Methoden & digitale Tools, die ich in diesem Modul selbst erlebt habe:
Mit den Applikationen iMovie und der Videoplattform Vimeo war ich bereits vertraut. Was ich jedoch bei Vimeo dazugelernt habe, ist die Erstellung von Kapitelstrukturen, umso zwischen den einzelnen Kapiteln schnell und einfach zu springen. Zwar kostet mich dieses Feature zusätzliche CHF 8.00 pro Monat, da dieses Feature im bisherigen Abo nicht enthalten war. Für den Performance Support wie auch für das Lernen sind solche Kapitelstrukturen jedoch sehr wertvoll.

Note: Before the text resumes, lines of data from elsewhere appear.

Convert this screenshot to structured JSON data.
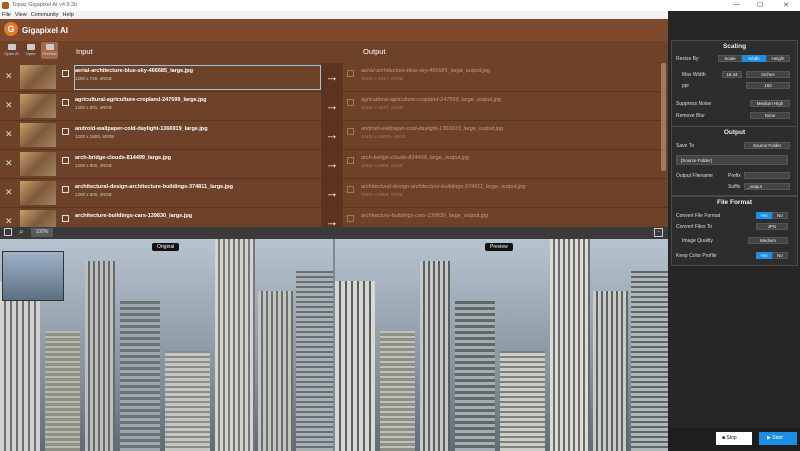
{
  "window": {
    "title": "Topaz Gigapixel AI v4.9.3b",
    "minimize": "—",
    "maximize": "☐",
    "close": "✕"
  },
  "menu": [
    "File",
    "View",
    "Community",
    "Help"
  ],
  "app": {
    "logo": "G",
    "name": "Gigapixel AI"
  },
  "toolbar": {
    "open": "Open AI",
    "open2": "Open",
    "preview": "Preview"
  },
  "list": {
    "input_header": "Input",
    "output_header": "Output"
  },
  "rows": [
    {
      "in": "aerial-architecture-blue-sky-466685_large.jpg",
      "in_dim": "1200 x 745, sRGB",
      "out": "aerial-architecture-blue-sky-466685_large_output.jpg",
      "out_dim": "10452 x 6417, sRGB"
    },
    {
      "in": "agricultural-agriculture-cropland-247599_large.jpg",
      "in_dim": "1200 x 801, sRGB",
      "out": "agricultural-agriculture-cropland-247599_large_output.jpg",
      "out_dim": "10452 x 6977, sRGB"
    },
    {
      "in": "android-wallpaper-cold-daylight-1366919_large.jpg",
      "in_dim": "1200 x 1800, sRGB",
      "out": "android-wallpaper-cold-daylight-1366919_large_output.jpg",
      "out_dim": "10452 x 15678, sRGB"
    },
    {
      "in": "arch-bridge-clouds-814499_large.jpg",
      "in_dim": "1200 x 800, sRGB",
      "out": "arch-bridge-clouds-814499_large_output.jpg",
      "out_dim": "10452 x 6968, sRGB"
    },
    {
      "in": "architectural-design-architecture-buildings-374811_large.jpg",
      "in_dim": "1200 x 800, sRGB",
      "out": "architectural-design-architecture-buildings-374811_large_output.jpg",
      "out_dim": "10452 x 6968, sRGB"
    },
    {
      "in": "architecture-buildings-cars-139830_large.jpg",
      "in_dim": "",
      "out": "architecture-buildings-cars-139830_large_output.jpg",
      "out_dim": ""
    }
  ],
  "view": {
    "zoom": "100%",
    "original": "Original",
    "preview": "Preview"
  },
  "scaling": {
    "title": "Scaling",
    "resize_by": "Resize By",
    "scale": "Scale",
    "width": "Width",
    "height": "Height",
    "max_width": "Max Width",
    "max_width_val": "16.44",
    "unit": "Inches",
    "ppi": "ppi",
    "ppi_val": "150",
    "suppress_noise": "Suppress Noise",
    "noise_val": "Medium High",
    "remove_blur": "Remove Blur",
    "blur_val": "None"
  },
  "output": {
    "title": "Output",
    "save_to": "Save To",
    "save_val": "Source Folder",
    "source_folder": "[Source Folder]",
    "filename": "Output Filename",
    "prefix": "Prefix",
    "suffix": "Suffix",
    "suffix_val": "_output"
  },
  "format": {
    "title": "File Format",
    "convert_format": "Convert File Format",
    "yes": "Yes",
    "no": "No",
    "convert_to": "Convert Files To",
    "jpg": "JPG",
    "quality": "Image Quality",
    "quality_val": "Medium",
    "keep_profile": "Keep Color Profile"
  },
  "actions": {
    "stop": "Stop",
    "start": "Start"
  },
  "colors": {
    "accent": "#1b8fe6",
    "brown": "#6e4229"
  }
}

In diesem Modul habe ich ein weiteres Tool kennen und mittlerweile lieben gelernt. Im Rahmen der Einzelarbeit “Einsicht in / Verständnis von Methoden für selbstreguliertes Lernen / persönliches Wissensmanagement” habe ich mich der Aufgabe “Ablage organisieren und Zugang definieren” gewidmet. Dabei bin ich auf das digitale Tool “Diigo” gestossen. Mit “Diigo” lassen sich u.a. recherchierte Internet-Beiträge, PDF’s, Bilder etc. einfach, schnell und mit Tags versehen ablegen. Gleichzeitig können die Inhalte mit Notizen und Farbmarkierungen hinterlegt werden, was eine zusätzliche Inhaltsstruktur schafft. Für mich persönlich ist dies sehr hilfreich bei Leitlinien, umso einfach und schnell darauf zugreifen zu können inkl. meiner Notizen und Markierungen. Ein weiterer Vorteil ist, dass die Inhalte (inkl. Notizen und Markierungen) mit anderen geteilt werden können und somit die Kollaboration unterstützt.
Was sind meine nächsten Schritte?
Mein nächstes Ziel ist es, unsere Rettungswagen quasi zu einem Lerngefäss zu “transformieren”. In den nächsten Wochen erweitern wir unser Organigramm, indem wir neue Verantwortungsbereiche schaffen, respektive gewisse Verantwortungsbereiche neu vergeben. Darunter fallen unter anderem der Fuhrpark sowie die Medizinaltechnik mit allen medizinischen Geräten. Zusammen mit den neuen Verantwortlichen möchte ich weitere Anleitungsvideos erstellen, welche via QR-Code einfach verfügbar gemacht werden können. Gleichzeitig sollen diese Anleitungsvideos in das QM-System Aldente überführt werden, umso auch die Einarbeitungsphase von neuen Mitarbeitenden optimal zu unterstützen.
Der Test mit meinem Arbeitskollegen hat gezeigt, wie wichtig repetitives Training im Alltag ist, um all unsere Gerätschaften fehlerfrei und zeitnah bedienen zu können. Im Rahmen unseres Fortbildungsangebots prüfen wir aktuell, ob wir sogenannte Lernpartnerschaften (Peer-to-Peer Learning) einführen, in denen ein Aufgabenkatalog mit allen technischen Geräten 1-2mal pro Jahr praktisch durchgeführt und visiert werden muss. Hierfür braucht es dann entsprechende OSCE (Objective structured clinical examination) zur gegenseitigen Überprüfung. Zusätzlich bieten Anleitungsvideos eine weitere Unterstützung in diesem Prozess.